Dick Shuttleworth's Chicken Feeder

Build your own details with Dick Shuttleworth’s Chicken Feeder.

March/April 1971

You can feed baby chicks out of flat troughs but, once they're six to eight weeks old, you'll need an automatic feeder for them. One that holds about 100 pounds of mash is about right and as promised last issue here's the detail on a simple, sturdy self-feeder that Dad designed years ago. One just like this handled many hundreds of chickens over a years-long period back on the farm in Indiana.

Almost any homestead should already have most of the necessary materials kicking around the workshop or back shed. A couple of 5" hinges, short length of light chain, an old broomstick, some wire, a few nails and a small selection of 3/4" x 12" lumber are the major ingredients.
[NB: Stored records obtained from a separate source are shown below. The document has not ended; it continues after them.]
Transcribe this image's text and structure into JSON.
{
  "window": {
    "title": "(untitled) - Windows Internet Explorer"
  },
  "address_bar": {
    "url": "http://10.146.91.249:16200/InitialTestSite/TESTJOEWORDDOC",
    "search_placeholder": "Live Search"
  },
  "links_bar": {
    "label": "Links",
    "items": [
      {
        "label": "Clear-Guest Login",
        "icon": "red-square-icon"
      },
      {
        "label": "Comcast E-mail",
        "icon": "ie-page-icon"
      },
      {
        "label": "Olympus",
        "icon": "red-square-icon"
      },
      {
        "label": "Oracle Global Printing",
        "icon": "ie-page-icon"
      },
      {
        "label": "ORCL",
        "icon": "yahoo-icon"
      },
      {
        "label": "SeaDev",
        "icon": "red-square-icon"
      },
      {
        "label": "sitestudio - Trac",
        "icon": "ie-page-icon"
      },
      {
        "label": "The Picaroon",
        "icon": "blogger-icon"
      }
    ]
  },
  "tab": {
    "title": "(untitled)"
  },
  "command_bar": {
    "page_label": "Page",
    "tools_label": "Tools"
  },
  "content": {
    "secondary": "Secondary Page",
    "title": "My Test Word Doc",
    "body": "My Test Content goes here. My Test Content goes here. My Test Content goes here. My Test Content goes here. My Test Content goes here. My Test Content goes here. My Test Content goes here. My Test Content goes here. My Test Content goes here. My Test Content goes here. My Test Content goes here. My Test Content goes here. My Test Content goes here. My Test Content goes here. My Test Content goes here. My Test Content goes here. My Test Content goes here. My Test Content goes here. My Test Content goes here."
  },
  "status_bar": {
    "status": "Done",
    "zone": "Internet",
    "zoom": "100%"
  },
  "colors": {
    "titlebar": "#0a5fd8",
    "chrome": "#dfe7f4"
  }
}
The cutaway above shows you how they all go together.

The idea is, of course that the chickens jump on the platform to get the feed and by so doing (since the platform is supported so that it will rock up and down on either side), continually work more feed down to where they can get at it. If the mash was TOO easy for them to pick out of the feeding tray, however, they would waste it... so a feed saver wire is run down both sides of the eating trough. Stretched about 1 1/2" inside the trough's side and about the same distance above the bottom of the tray, these wires make eating just difficult enough to prevent a flock from pulling excess mash out of the feeder. The other critical dimensions of the feeder's "shake down" mechanism are shown at right. Position the PLATFORM ROCKER STOPS so that the PLATFORM can only rock up and down about one inch on each side.-JS.